Talvez seja o caso de perguntar se tanto a produção quanto a recepção das literaturas africanas não costumam lidar com certas idéias sobre a África, certas representações, imagens, que envolvem este continente e que se produziram ao longo das relações coloniais. Seriam estas representações naturalizadas de África a realidade com que se embatem, representações que, inclusive, não podem ser estabilizadas, já que assumem contornos diferentes em diferentes espaços culturais. Talvez as imagens de África correntes no Brasil, mesmo que não homogêneas, tenham alguns contornos diferentes das que circulam em Moçambique, Angola, Portugal, Estados Unidos (para não mencionar os diferentes grupos sociais e mesmo, especialmente no caso africano, sociedades que co-habitam estes espaços nacionais). Nesse sentido, podemos pensar que as literaturas africanas tendem a mobilizar no leitor estas representações naturalizadas, suas lacunas sendo preenchidas a partir delas, de maneira a reforçá-las ou as colocar em suspenso (efeito que depende tanto do texto – de seu potencial de sentido – como da leitura). A relação entre o texto ficcional e realidade seria antes com o que o leitor entende por realidade, assim, com as representações sociais naturalizadas de que dispõe, do que com determinada realidade social objetiva.
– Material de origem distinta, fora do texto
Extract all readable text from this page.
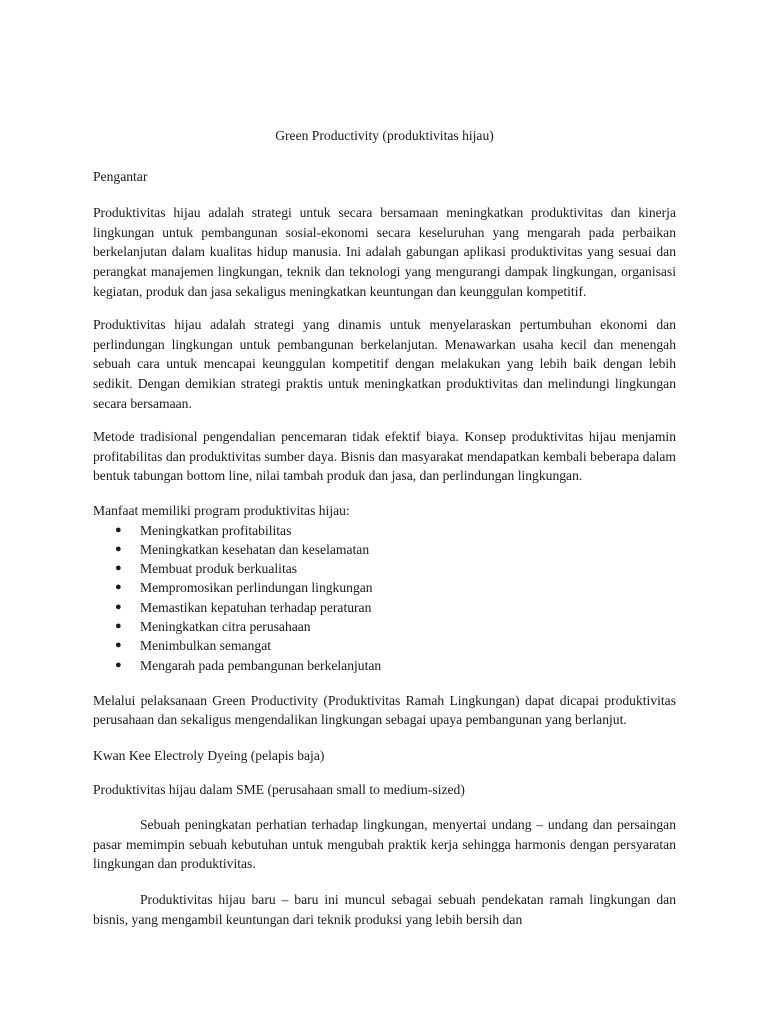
Green Productivity (produktivitas hijau)

Pengantar

Produktivitas hijau adalah strategi untuk secara bersamaan meningkatkan produktivitas dan kinerja lingkungan untuk pembangunan sosial-ekonomi secara keseluruhan yang mengarah pada perbaikan berkelanjutan dalam kualitas hidup manusia. Ini adalah gabungan aplikasi produktivitas yang sesuai dan perangkat manajemen lingkungan, teknik dan teknologi yang mengurangi dampak lingkungan, organisasi kegiatan, produk dan jasa sekaligus meningkatkan keuntungan dan keunggulan kompetitif.

Produktivitas hijau adalah strategi yang dinamis untuk menyelaraskan pertumbuhan ekonomi dan perlindungan lingkungan untuk pembangunan berkelanjutan. Menawarkan usaha kecil dan menengah sebuah cara untuk mencapai keunggulan kompetitif dengan melakukan yang lebih baik dengan lebih sedikit. Dengan demikian strategi praktis untuk meningkatkan produktivitas dan melindungi lingkungan secara bersamaan.

Metode tradisional pengendalian pencemaran tidak efektif biaya. Konsep produktivitas hijau menjamin profitabilitas dan produktivitas sumber daya. Bisnis dan masyarakat mendapatkan kembali beberapa dalam bentuk tabungan bottom line, nilai tambah produk dan jasa, dan perlindungan lingkungan.

Manfaat memiliki program produktivitas hijau:

● Meningkatkan profitabilitas
● Meningkatkan kesehatan dan keselamatan
● Membuat produk berkualitas
● Mempromosikan perlindungan lingkungan
● Memastikan kepatuhan terhadap peraturan
● Meningkatkan citra perusahaan
● Menimbulkan semangat
● Mengarah pada pembangunan berkelanjutan

Melalui pelaksanaan Green Productivity (Produktivitas Ramah Lingkungan) dapat dicapai produktivitas perusahaan dan sekaligus mengendalikan lingkungan sebagai upaya pembangunan yang berlanjut.

Kwan Kee Electroly Dyeing (pelapis baja)

Produktivitas hijau dalam SME (perusahaan small to medium-sized)

Sebuah peningkatan perhatian terhadap lingkungan, menyertai undang – undang dan persaingan pasar memimpin sebuah kebutuhan untuk mengubah praktik kerja sehingga harmonis dengan persyaratan lingkungan dan produktivitas.

Produktivitas hijau baru – baru ini muncul sebagai sebuah pendekatan ramah lingkungan dan bisnis, yang mengambil keuntungan dari teknik produksi yang lebih bersih dan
O “real” seria, antes, intersubjetivo.8 Não se trata de negar que uma obra literária possa trazer elementos para o estudo de dinâmicas sociais, como faz Antonio Candido, entre outros momentos, em “A dialética da malandragem” (O discurso e a cidade), mas de entender que uma leitura dessa natureza é possível porque o crítico seleciona elementos do texto propondo uma estrutura e estabelece, então, certas analogias entre modelos sociológicos e a estrutura que propõe como constitutiva da obra. Esta não seria reflexo de determinada estrutura social, mas consistiria numa construção do crítico a partir de uma construção ficcional que pode resultar, como os modelos sociológicos pretendem, em recursos para a compreensão de aspectos do real (este já modelado em termos de “realidade social”).

 

5. Da mesma maneira que Terra Sonâmbula, o romance Os papéis do inglês, de Ruy Duarte de Carvalho, estrutura-se como “caixa-chinesa” ou “boneca russa”, ou seja, nesses romances, “uma história principal gera outra ou outras histórias derivadas.” (LLOSA, p. 137) Em Terra Sonâmbula, a alternância de duas narrativas, a que conta de Muidinga e Tuahir e a narrativa de Kindzu (registrada em cadernos que serão lidos por Muidinga), cede a um jogo de contaminações crescente (alcançando, ao final, seu ponto máximo). No romance de Ruy Duarte, a narrativa da invenção da história de Archibald Perkings instaura dois planos narrativos em três distintas temporalidades. Os dois planos são: 1) a história do inglês Archibald Perkings e a 2) história do narrador-personagem em sua busca pelos papéis deste inglês (que inclusive lhe forneceriam elementos para a composição de sua estória). Com relação às temporalidades, há: 1) o tempo da narrativa de Perkings (ano de 1923), 2) o tempo da história da busca do narrador-personagem pelos papéis (por volta de um ano e meio); e 3) o tempo presente, de escrita (de 23/12/99 a 01/01/00 – atestados pelos fragmentos de diário). O recurso da boneca russa/caixa chinesa concorre para que se instale uma dimensão metalingüística nas obras, corrosiva de possíveis efeitos naturalistas. No caso d’Os papéis do inglês, à metalinguagem associa-se o recurso intenso a citações, a fragmentação e a imbricação de diferentes modalidades discursivas, de maneira que o leitor se faz constantemente, e por diferentes motivos, impactado com a dimensão artefactual do discurso.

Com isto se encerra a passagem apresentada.